Simple Parser for kleinanzeigen.de
Website data get extracted with BeautifulSoup to an JSON array. Kleinanzeigen may block temporarly your ip because of too many requests in short time
needed Python3 libraries: requests, json, bs4
**Thanks to BeautifulSoup for making this project possible **
there are three functions:
- get_item: data for one specific item
- get_search_entries: search results from one page
- get_all_categories: get all search categories with their ids
item_id: id from ebay-kleinanzeigen object is needed
returns JSON Objects with following structure:
{
'heading': string,
'price': string,
'zip-code': string,
'date': string,
'views': string,
'username': string,
'userinfo': string,
'link': string,
'text': text,
'details': {
key: string,
value: string,
}[],
'checktags': string[],
'small-pictures': string[],
'large-pictures': string[,
}
heading: heading of item
price: price of item
zip-code: zip code with city
date: creation date
views: view counter may be empty
username: username from seller
userinfo: user type and creation date from user
link: link to item
text: info text from item
details: detail objects in array, detail object consists of key and value
checktags: check tags in array
small-pictures: preview picture urls (low resolution) in array
large-pictures: main picture urls (high resolution) in array
some elements could be empty
if error occurs while fetching data: returns empty json object
Example
get_item(200045700)
returns
{
"heading": "BMW Gran Turismo",
"price": "18.800 \u20ac",
"zip-code": "75053 Baden-W\u00fcrttemberg - Gondelsheim",
"date": "01.01.2023",
"views": "",
"username": "Thomas",
"userinfo": "Gewerblicher Nutzer\nAktiv seit 01.01.2023",
"link": "https://www.url.de/IDNUMBER",
"text": "Gebrauchter BMW Gran Turismo",
"details": [
{"key": "Marke", "value": "BMW"},
{"key": "Modell", "value": "3er"},
{"key": "Kilometerstand", "value": "153.000 km"},
],
"checktags": ["Anh\u00e4ngerkupplung", "Einparkhilfe", "Leichtmetallfelgen", "Xenon-/LED-Scheinwerfer"],
"small-pictures": ["https://img.url.de/1_.JPG", "https://img.url.de/2_.JPG"],
"large-pictures": ["img.url.de/1.JPG", "img.url.de/1.JPG"]
}
search_term: your keywords (mandatory)
search_arguments: Dictionary with optional, named parameter (order does not matter), they are not checked for plausibility; when parameters are not given, default values are used.
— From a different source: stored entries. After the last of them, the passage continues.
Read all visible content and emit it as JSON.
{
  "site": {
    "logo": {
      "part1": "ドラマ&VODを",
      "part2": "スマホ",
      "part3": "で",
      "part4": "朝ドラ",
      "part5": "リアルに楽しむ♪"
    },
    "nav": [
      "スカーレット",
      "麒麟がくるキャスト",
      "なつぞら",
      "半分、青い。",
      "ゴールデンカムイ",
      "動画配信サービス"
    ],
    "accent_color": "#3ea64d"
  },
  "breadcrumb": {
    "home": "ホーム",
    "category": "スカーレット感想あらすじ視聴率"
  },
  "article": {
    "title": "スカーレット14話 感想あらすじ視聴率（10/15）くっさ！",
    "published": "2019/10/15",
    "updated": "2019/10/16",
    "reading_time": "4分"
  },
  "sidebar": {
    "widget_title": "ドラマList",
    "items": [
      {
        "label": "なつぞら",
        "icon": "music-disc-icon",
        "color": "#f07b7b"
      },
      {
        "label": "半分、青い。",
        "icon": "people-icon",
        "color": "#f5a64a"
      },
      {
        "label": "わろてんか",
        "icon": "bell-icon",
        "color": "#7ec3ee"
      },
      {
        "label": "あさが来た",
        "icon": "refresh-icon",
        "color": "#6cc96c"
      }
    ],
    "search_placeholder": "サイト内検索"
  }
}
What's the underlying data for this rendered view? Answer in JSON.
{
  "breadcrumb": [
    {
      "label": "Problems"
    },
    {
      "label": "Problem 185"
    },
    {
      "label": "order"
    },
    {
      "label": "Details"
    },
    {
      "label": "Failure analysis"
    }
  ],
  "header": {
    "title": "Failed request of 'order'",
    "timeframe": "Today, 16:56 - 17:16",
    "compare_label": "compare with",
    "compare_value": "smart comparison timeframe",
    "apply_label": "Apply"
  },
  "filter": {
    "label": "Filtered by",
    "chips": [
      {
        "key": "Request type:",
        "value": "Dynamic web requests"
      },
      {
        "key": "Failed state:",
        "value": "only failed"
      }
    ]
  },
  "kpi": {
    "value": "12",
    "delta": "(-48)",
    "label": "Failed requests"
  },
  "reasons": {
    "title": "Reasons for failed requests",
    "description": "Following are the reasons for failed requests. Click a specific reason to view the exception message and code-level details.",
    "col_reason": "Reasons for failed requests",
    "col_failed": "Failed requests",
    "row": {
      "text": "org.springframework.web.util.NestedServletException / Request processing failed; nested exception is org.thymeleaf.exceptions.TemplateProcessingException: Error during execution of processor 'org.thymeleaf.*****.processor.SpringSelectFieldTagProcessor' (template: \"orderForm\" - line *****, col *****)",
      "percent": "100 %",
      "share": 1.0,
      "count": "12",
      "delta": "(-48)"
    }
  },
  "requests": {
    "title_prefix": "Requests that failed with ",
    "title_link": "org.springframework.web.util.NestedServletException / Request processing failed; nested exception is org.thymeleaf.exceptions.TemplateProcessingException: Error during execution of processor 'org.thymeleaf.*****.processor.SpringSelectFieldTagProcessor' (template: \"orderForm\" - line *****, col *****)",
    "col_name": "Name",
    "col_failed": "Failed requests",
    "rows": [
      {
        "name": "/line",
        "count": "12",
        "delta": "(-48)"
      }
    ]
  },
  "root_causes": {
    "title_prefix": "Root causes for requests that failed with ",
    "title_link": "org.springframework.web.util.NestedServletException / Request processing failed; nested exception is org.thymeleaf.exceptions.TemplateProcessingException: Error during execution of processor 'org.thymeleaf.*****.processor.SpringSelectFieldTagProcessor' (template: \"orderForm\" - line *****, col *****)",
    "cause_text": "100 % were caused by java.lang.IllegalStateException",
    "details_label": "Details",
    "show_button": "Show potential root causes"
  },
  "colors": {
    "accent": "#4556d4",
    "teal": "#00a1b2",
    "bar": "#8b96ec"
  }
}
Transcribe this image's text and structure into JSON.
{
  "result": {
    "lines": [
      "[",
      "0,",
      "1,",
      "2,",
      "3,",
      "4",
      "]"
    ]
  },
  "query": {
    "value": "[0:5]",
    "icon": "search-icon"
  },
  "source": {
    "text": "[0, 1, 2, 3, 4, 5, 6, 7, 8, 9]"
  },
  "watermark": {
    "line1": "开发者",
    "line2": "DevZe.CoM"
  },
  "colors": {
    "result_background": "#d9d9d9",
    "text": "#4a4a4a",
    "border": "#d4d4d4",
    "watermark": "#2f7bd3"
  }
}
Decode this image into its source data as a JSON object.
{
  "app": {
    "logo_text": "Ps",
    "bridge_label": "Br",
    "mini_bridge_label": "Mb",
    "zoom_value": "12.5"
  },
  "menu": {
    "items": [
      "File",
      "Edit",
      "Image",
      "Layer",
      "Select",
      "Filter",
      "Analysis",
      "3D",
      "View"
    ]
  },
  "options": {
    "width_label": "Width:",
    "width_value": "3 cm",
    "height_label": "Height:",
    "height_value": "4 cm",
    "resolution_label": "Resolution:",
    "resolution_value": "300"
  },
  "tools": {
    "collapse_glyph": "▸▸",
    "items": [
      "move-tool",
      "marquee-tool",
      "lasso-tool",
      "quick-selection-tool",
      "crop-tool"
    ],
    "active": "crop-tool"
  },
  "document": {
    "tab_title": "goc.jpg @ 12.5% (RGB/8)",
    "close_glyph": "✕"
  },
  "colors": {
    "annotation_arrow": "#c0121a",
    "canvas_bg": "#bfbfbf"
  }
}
When you want a default search, add an empty dictionary ('{}') as search_arguments
zip_code_id
every zip code has its own id (you can find the codes here: https://www.kleinanzeigen.de/s-ort-empfehlungen.json?query=berlin) -> this website returns the ids with a previous '_'. This argument needs only the number without the '_'; default value is whole germany
zip_radius
possible values: '5', '10', '20', '30', '50', '100', '150', '200'; default value is no radius
site_number
site number of results, if max limit is reached, the last page is returned again (TODO); default value is first page
sorting
possible values: 'SORTING_DATE', 'PRICE_AMOUNT'; default value is sorting with date
seller
possible values: 'PRIVATE', 'COMMERCIAL'; default is both
typ
possible values: 'OFFER', 'WANTED'; default is both
min_price
max_price
price values should be positive numbers
category
every category has a specific number
returns Array of JSON Objects with following structure:
{
'id': string,
'heading': string,
'description': string,
'price': string,
'zip-code': string,
'date': string,
'image-url': string,
}
id: id of item
heading: heading of item
description: description of item
price: price of item
zip-code: zip code from location of item
date: creation date
image-url: url for preview image
some elements could be empty when error occurs while fetching object
if error: returns empty json object
Example
get_search_entries("smartphone", {"zip_code_id" :"3331", "site_number": "2", "sorting": "PRICE_AMOUNT", "typ": "OFFER", "min_price": "100"})
returns
[
{
"id": "1234",
"heading": "Tausche Sony Xperia 1",
"description": "Tausche ein gebrauchtes Sony Xperia 1 gegen ein anderes Smartphone",
"price": "500 \u20ac VB",
"zip-code": "13351 Wedding",
"date": "Heute, 06:24",
"image-url": "https://img.url.de/1_.JPG"
},
{
"id": "4123",
"heading": "Apple iPhone 13 Smartphone 128gb mit Rechnung",
"description": "Hiermit verkaufe ich meine neues Apple iPhone 13 Smartphone neu und unbenuzt mit Rechnung als...",
"price": "800 \u20ac",
"zip-code": "13351 Wedding",
"date": "Gestern, 23:38",
"image-url": "https://img.url.de/2_.JPG"
},
{
"id": "3214",
"heading": "Verkaufe ein Apple iPhone 13 Smartphone",
"description": "Verkaufe ein Apple iPhone 13 Smartphone (15,4 cm/6,1 Zoll, 128 GB Speicherplatz, 12 MP...",
"price": "650 \u20ac",
"zip-code": "13351 Wedding",
"date": "Gestern, 22:41",
"image-url": "https://img.url.de/3_.JPG"
}
]
returns JSON Objects with following structure:
{
'category_id': {
'name': string,
'number': string,
'subs': {
'sub_name': string,
'sub_number': string
}[]
}
}
category_id: category id as dictionary index
name: name of category
number: id of category
subs: all subcategories as list
sub_name: name of subcategory
sub_number: id of subcategory
this dictionary entry is repeated until all categories are captured
Example
{
"210": {
"name": "Auto, Rad & Boot",
"number": "210",
"subs": [
{"sub_name": "Autos", "sub_number": "216"},
{"sub_name": "Autoteile & Reifen", "sub_number": "223"},
{"sub_name": "Boote & Bootszubehör", "sub_number": "211"},
{"sub_name": "Fahrräder & Zubehör", "sub_number": "217"},
{"sub_name": "Motorräder & Motorroller", "sub_number": "305"},
{"sub_name": "Motorradteile & Zubehör", "sub_number": "306"},
{"sub_name": "Nutzfahrzeuge & Anhänger", "sub_number": "276"},
{"sub_name": "Reparaturen & Dienstleistungen", "sub_number": "280"},
{"sub_name": "Wohnwagen & -mobile", "sub_number": "220"},
{"sub_name": "Weiteres Auto, Rad & Boot", "sub_number": "241"}
]
}
}